(477d) Engineering a Reversible and High-Affinity Scaffold for Protein Purification | AIChE

(477d) Engineering a Reversible and High-Affinity Scaffold for Protein Purification

Authors 

Liu, F. - Presenter, Stanford University
Chen, W. - Presenter, University of Delaware


While protein purification has long been dominated by standard chromatography, the relatively high cost and complex scale-up have promoted the development of alternative non-chromatographic separation methods. Here we developed a new non-chromatographic affinity method for the purification of secreted proteins.  The approach is to engineer E. coli cells to secrete target proteins that are fused with an affinity tag.

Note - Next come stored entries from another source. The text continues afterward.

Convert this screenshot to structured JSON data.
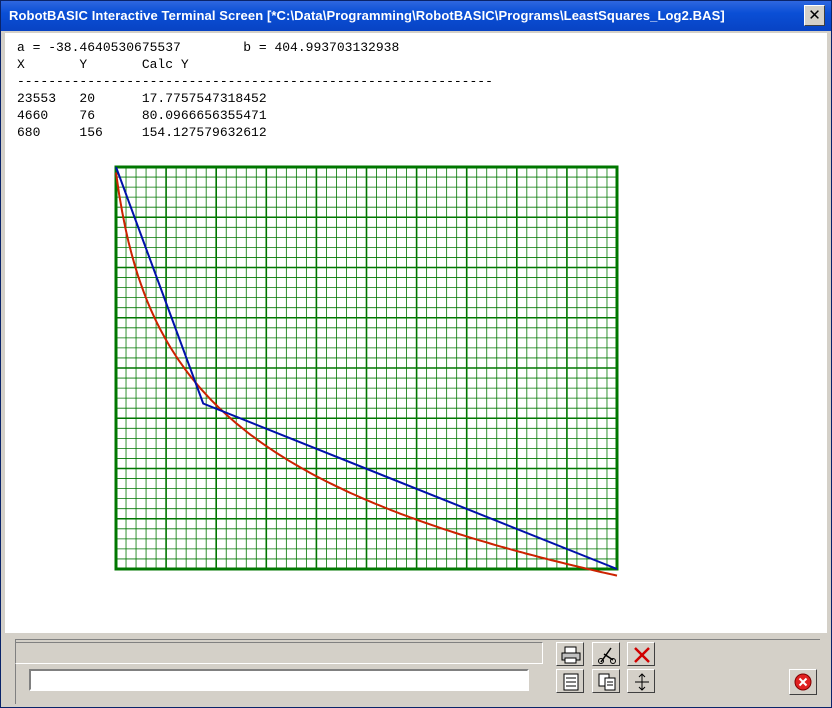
{
  "window": {
    "title": "RobotBASIC Interactive Terminal Screen  [*C:\\Data\\Programming\\RobotBASIC\\Programs\\LeastSquares_Log2.BAS]"
  },
  "output": {
    "lines": [
      "a = -38.4640530675537        b = 404.993703132938",
      "X       Y       Calc Y",
      "-------------------------------------------------------------",
      "23553   20      17.7757547318452",
      "4660    76      80.0966656355471",
      "680     156     154.127579632612"
    ]
  },
  "chart_data": {
    "type": "line",
    "grid": true,
    "colors": {
      "grid": "#007700",
      "fit_curve": "#cc2200",
      "data_line": "#0011aa"
    },
    "series": [
      {
        "values": [
          [
            680,
            156
          ],
          [
            4660,
            76
          ],
          [
            23553,
            20
          ]
        ]
      },
      {
        "function": "a*ln(x)+b",
        "a": -38.4640530675537,
        "b": 404.993703132938
      }
    ]
  },
  "input": {
    "value": ""
  },
  "toolbar": {
    "icons": [
      "printer-icon",
      "cut-icon",
      "clear-icon",
      "list-icon",
      "copy-icon",
      "resize-icon",
      "stop-icon"
    ]
  }
}
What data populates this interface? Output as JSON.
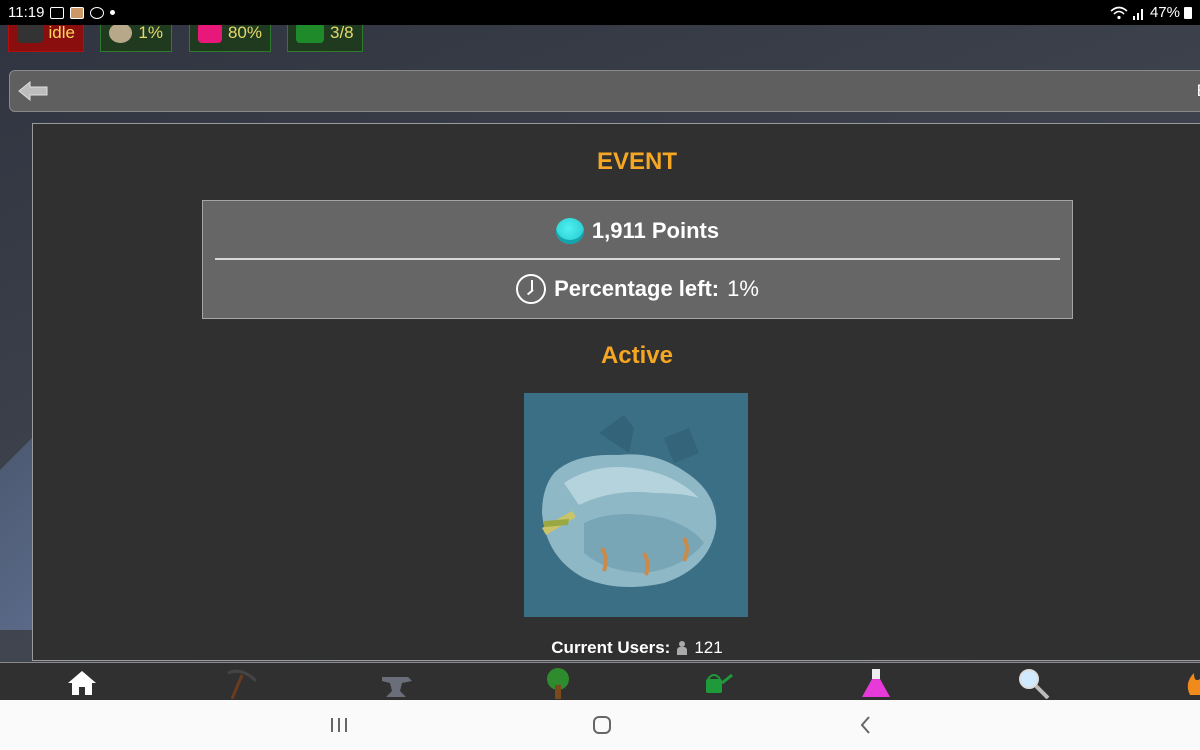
{
  "statusbar": {
    "time": "11:19",
    "battery": "47%"
  },
  "resources": [
    {
      "label": "idle",
      "icon": "ore-cart-icon"
    },
    {
      "label": "1%",
      "icon": "rock-icon"
    },
    {
      "label": "80%",
      "icon": "furnace-icon"
    },
    {
      "label": "3/8",
      "icon": "tractor-icon"
    }
  ],
  "navbar": {
    "back_icon": "back-arrow-icon",
    "cut_text": "E"
  },
  "event": {
    "title": "EVENT",
    "points": "1,911 Points",
    "percentage_label": "Percentage left:",
    "percentage_value": "1%",
    "status": "Active",
    "users_label": "Current Users:",
    "users_count": "121"
  },
  "toolbar": {
    "items": [
      "home-icon",
      "pickaxe-icon",
      "anvil-icon",
      "tree-icon",
      "watering-can-icon",
      "flask-icon",
      "magnifier-icon",
      "campfire-icon"
    ]
  },
  "colors": {
    "accent": "#f5a623",
    "panel": "#303030",
    "info_box": "#666666",
    "coin": "#2fd6dc"
  }
}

Direct purification and recovery can be achieved using a thermo-responsive elastin-like protein (ELP) scaffold containing the capturing ligands. Naturally occurring cohesin-dockerin pairs, which are high-affinity protein complex responsible for the formation of cellulosome in anaerobic bacteria, were used as the model. By exploiting the highly specific interaction between the dockerin and cohesin domain and the reversible aggregation property of ELP, highly purified and active dockerin-tagged proteins were recovered directly from crude cell extracts in a single purification step with yields achieving over 90%. Incorporation of a self-cleaving intein domain enabled rapid removal of the affinity tag from the target proteins. This method offers great flexibility as a wide range of affinity tags and ligands can be used.